Meanwhile, I wish this was satire, but it isn't:

Monday, June 16, 2014

A Bad Day In Pilger

I have nightmares about stuff like this.

The Neocons Sob For The Sunni Moderates

Who will save the vulnerable Sunni moderates? (How many are there? One? Two?):
This would require a willingness to send American forces back to Iraq. ... This is the only chance we have to persuade Iraq’s Sunni Arabs that they have an alternative to joining up with al Qaeda or being at the mercy of government-backed and Iranian-backed death squads, and that we have not thrown in with the Iranians. It is also the only way to regain influence with the Iraqi government and to stabilize the Iraqi Security Forces on terms that would allow us to demand the demobilization of Shi’a militias and to move to limit Iranian influence and to create bargaining chips with Iran to insist on the withdrawal of their forces if and when the situation stabilizes.

...Throwing our weight behind Iran in the fight against al Qaeda in Iraq, as some are suggesting, would make things even worse. ... But backing the Iranians means backing the Shi’a militias that have been the principal drivers of sectarian warfare, to say nothing of turning our backs on the moderates on both sides who are suffering the most. ... In addition, the U.S. would be perceived as becoming the ally of the Islamic Republic of Iran against all of the forces of the Arab and Sunni world, conceding Syria to the Iranian-backed Bashir al-Assad, and accepting the emergence of an Iranian hegemony soon to be backed by nuclear weapons. And at the end of the day, Iran is not going to be able to take over the Sunni areas of Iraq—so we would end up both strengthening Iran and not defeating ISIS.

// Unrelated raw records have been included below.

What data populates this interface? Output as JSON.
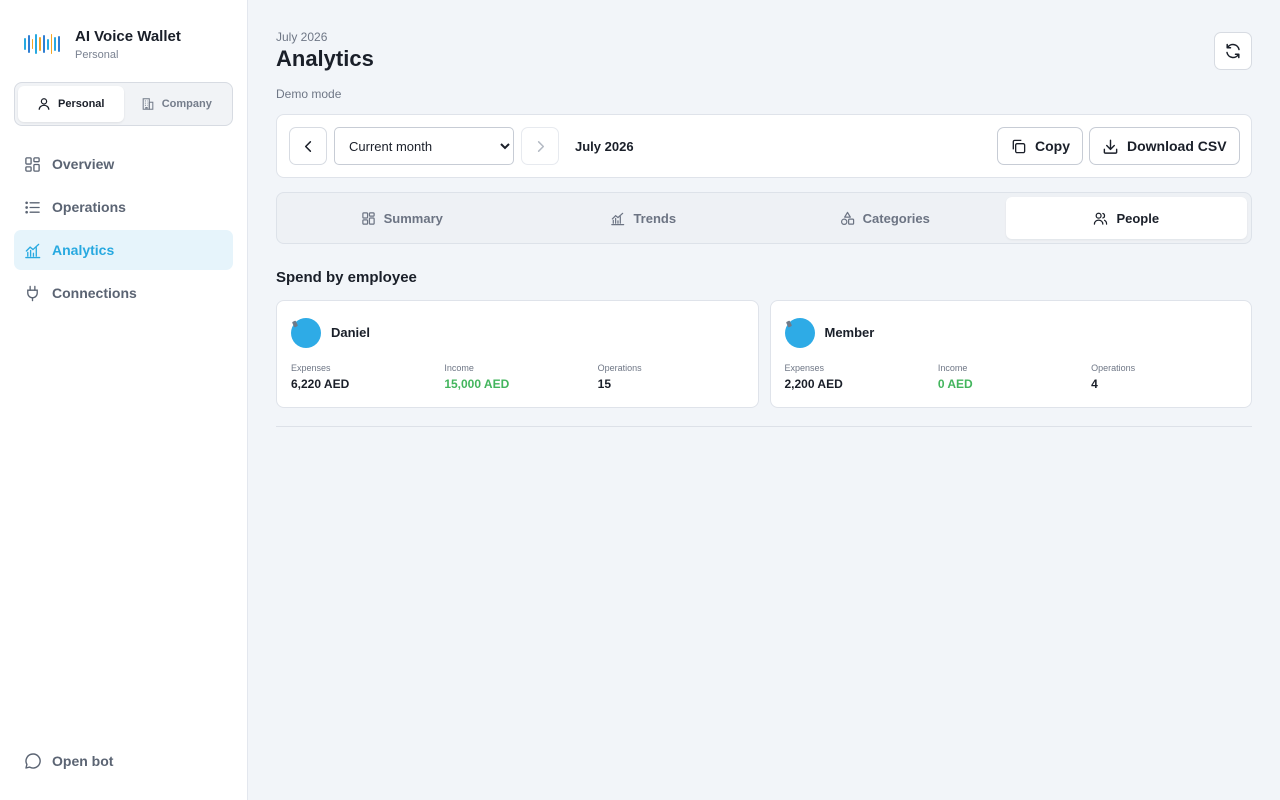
{
  "app": {
    "title": "AI Voice Wallet",
    "subtitle": "Personal",
    "brand_colors": [
      "#27a9e0",
      "#2f7fd3",
      "#f5a623",
      "#27a9e0",
      "#f5a623",
      "#2f7fd3",
      "#27a9e0",
      "#f5a623",
      "#27a9e0",
      "#2f7fd3"
    ]
  },
  "mode_toggle": [
    {
      "label": "Personal",
      "icon": "user-icon",
      "active": true
    },
    {
      "label": "Company",
      "icon": "building-icon",
      "active": false
    }
  ],
  "nav": {
    "items": [
      {
        "label": "Overview",
        "icon": "grid-icon",
        "active": false
      },
      {
        "label": "Operations",
        "icon": "list-icon",
        "active": false
      },
      {
        "label": "Analytics",
        "icon": "chart-icon",
        "active": true
      },
      {
        "label": "Connections",
        "icon": "plug-icon",
        "active": false
      }
    ],
    "open_bot": "Open bot"
  },
  "header": {
    "period_small": "July 2026",
    "title": "Analytics",
    "demo_mode": "Demo mode"
  },
  "toolbar": {
    "period_select": {
      "selected": "Current month",
      "options": [
        "Current month"
      ]
    },
    "period_label": "July 2026",
    "copy_label": "Copy",
    "download_label": "Download CSV"
  },
  "tabs": [
    {
      "label": "Summary",
      "icon": "dashboard-icon",
      "active": false
    },
    {
      "label": "Trends",
      "icon": "trend-icon",
      "active": false
    },
    {
      "label": "Categories",
      "icon": "shapes-icon",
      "active": false
    },
    {
      "label": "People",
      "icon": "people-icon",
      "active": true
    }
  ],
  "section": {
    "title": "Spend by employee",
    "labels": {
      "expenses": "Expenses",
      "income": "Income",
      "operations": "Operations"
    }
  },
  "employees": [
    {
      "name": "Daniel",
      "expenses": "6,220 AED",
      "income": "15,000 AED",
      "operations": "15"
    },
    {
      "name": "Member",
      "expenses": "2,200 AED",
      "income": "0 AED",
      "operations": "4"
    }
  ],
  "colors": {
    "accent": "#27a9e0",
    "income": "#43b55d",
    "avatar": "#2eabe6"
  }
}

Now is not the time to re-litigate either the decision to invade Iraq in 2003 or the decision to withdraw from it in 2011. The crisis is urgent, and it would be useful to focus on a path ahead rather than indulge in recriminations.
I wonder who these people are Kagan and Kristol mention who want to support Iran? I don't think anyone is suggesting that; certainly not liberals. It's just that Iranian and American interests are more in harmony these days, and we may as well talk to them. The enemy of my enemy being my friend, and all. In other words, politics, as usual. And we spent eight years lecturing the Shiites about demobilizing their militias. They told us to pound sand. Why would that change with a reintervention?

And I think it's the perfect time to re-litigate the decision to invade Iraq in 2003. Those who don't learn from history are doomed to repeat it!

Yes, it must be hard to be a Neocon these days, wringing hands about Sunnis suspecting Americans of treachery, and all.  The Sunnis are perfectly-capable of judging events as they see them and taking matters into their own hands.

Edging Into Uninhabitability

Phoenix: where the temperature may soon not drop below 100 degrees F at night in High Summer:
Sixty years ago, when Phoenix was just embarking on its career of manic growth, nighttime lows never crept above ninety. Today such temperatures are a commonplace, and the vigil has begun for the first night that doesn’t dip below 100. Studies indicate that Phoenix’s urban-heat-island effect may boost nighttime temperatures by as much as ten degrees. It’s as though the city has doubled down on climate change, finding a way to magnify its most unwanted effects even before it hits the rest of us full blast.

...Phoenicians who want to escape water worries, heat waves and haboobs have traditionally sought refuge in the cool green forests of Arizona’s uplands, or at least they did until recently. In 2002, the Rodeo-Chediski fire consumed 469,000 acres of pine and mixed conifer on the Mogollon Rim, not far from Phoenix. It was an ecological holocaust that no one expected to see surpassed. Only nine years later, in 2011, the Wallow fire picked up the torch, so to speak, and burned across the Rim all the way to the New Mexico border and beyond, topping out at 538,000 charred acres.

...Compared to Phoenix’s other heat and water woes, the demise of Arizona’s forests may seem like a side issue, whose effects would be noticeable mainly in the siltation of reservoirs and the destabilization of the watersheds on which the city depends. But it could well prove a regional disaster. Consider, then, heat, drought, windstorms and fire as the four horsemen of Phoenix’s Apocalypse. As it happens, though, this potential apocalypse has a fifth horseman as well.

...Drought divides people, and Phoenix is already a divided place—notoriously so, thanks to the brutal antics of Maricopa County Sheriff Joe Arpaio.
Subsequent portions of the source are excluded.